Tuesday, 28 April 2009

Falling off a cliff

It has been widely reported today that UK beer sales were 8.2% lower in the first quarter of 2009 than in the comparable period last year. Perhaps surprisingly, and certainly in defiance of the conventional wisdom, sales in the off-trade fell almost twice as steeply as those in pubs, suggesting that at-home drinking is much more of a discretionary purchase than going to the pub, and something people cut back on when times are hard.

The fact that total revenues from beer duty fell despite higher duty rates calls into question the government’s policy of above-inflation increases. We are now clearly past the point of diminishing returns. And, given that overall consumption has fallen so sharply, you might imagine that they might let up on their campaign of anti-drink hysteria, but don’t hold your breath.

3 comments:

  1. I seem to remember that the All Party Parliamentary Beer Group wrote a report that indicated that an increase in beer duty would reduce the overall revenue.

    Yes, I was right, it's It's here

    ReplyDelete
  2. This seems to bring us to a point where the government would rather punish people than raise revenue, then we are indeed on a sticky wicket as logic and hard figures no longer convince.

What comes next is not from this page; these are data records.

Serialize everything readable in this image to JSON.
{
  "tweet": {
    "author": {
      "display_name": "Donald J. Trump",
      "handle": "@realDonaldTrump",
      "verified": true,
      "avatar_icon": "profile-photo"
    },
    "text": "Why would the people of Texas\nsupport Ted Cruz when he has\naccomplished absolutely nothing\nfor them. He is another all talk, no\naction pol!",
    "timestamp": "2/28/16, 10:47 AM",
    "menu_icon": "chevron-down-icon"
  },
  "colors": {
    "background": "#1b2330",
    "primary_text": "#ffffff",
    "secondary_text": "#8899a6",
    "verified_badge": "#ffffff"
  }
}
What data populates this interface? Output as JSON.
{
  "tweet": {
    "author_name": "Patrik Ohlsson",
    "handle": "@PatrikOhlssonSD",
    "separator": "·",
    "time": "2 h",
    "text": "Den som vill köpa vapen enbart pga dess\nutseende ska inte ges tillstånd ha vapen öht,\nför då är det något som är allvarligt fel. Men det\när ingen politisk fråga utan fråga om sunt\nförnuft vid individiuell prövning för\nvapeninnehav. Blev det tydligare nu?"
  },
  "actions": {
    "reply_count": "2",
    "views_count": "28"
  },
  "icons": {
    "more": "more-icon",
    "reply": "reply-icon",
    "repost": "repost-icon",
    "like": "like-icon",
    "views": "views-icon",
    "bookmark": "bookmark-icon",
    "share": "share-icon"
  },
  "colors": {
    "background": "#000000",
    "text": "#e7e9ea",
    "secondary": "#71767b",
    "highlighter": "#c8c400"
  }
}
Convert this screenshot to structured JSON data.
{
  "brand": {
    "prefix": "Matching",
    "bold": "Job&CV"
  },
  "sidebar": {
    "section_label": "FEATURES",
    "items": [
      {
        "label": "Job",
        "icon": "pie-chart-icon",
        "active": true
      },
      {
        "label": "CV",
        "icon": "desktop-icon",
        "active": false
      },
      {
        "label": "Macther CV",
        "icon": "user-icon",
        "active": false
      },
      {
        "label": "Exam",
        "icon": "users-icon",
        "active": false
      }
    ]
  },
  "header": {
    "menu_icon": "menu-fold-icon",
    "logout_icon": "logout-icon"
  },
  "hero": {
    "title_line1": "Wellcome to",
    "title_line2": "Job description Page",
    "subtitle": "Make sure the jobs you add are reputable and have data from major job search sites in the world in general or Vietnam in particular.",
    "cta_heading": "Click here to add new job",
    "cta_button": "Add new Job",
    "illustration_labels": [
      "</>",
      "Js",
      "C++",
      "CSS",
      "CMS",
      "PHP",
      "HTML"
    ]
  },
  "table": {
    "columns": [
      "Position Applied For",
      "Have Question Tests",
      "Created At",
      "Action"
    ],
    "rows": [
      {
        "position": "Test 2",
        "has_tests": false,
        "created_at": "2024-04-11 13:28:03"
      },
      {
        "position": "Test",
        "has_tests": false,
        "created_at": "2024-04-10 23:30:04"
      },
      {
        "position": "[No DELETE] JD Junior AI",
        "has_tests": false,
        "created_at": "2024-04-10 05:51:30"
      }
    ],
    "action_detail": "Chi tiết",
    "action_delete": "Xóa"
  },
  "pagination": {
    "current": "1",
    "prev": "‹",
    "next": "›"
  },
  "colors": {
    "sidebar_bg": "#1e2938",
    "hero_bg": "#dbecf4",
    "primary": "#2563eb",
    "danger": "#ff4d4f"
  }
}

    Combined with plunging alcohol sales, this seems like the economics of the madhouse. Or too much pandering to the anti drink lobby.

    ReplyDelete
  3. I don’t fully believe that the tax is necessarily the main culprit. Yes I suspect some blame can be attributed to it, but I suspect the ‘recession’ is the main reason. The two together is what has no doubt had the noticeable effect. Pure speculation, but if it wasn’t for the dire economic times I suspect the tax rises would have had much less of an impact, not that that helps.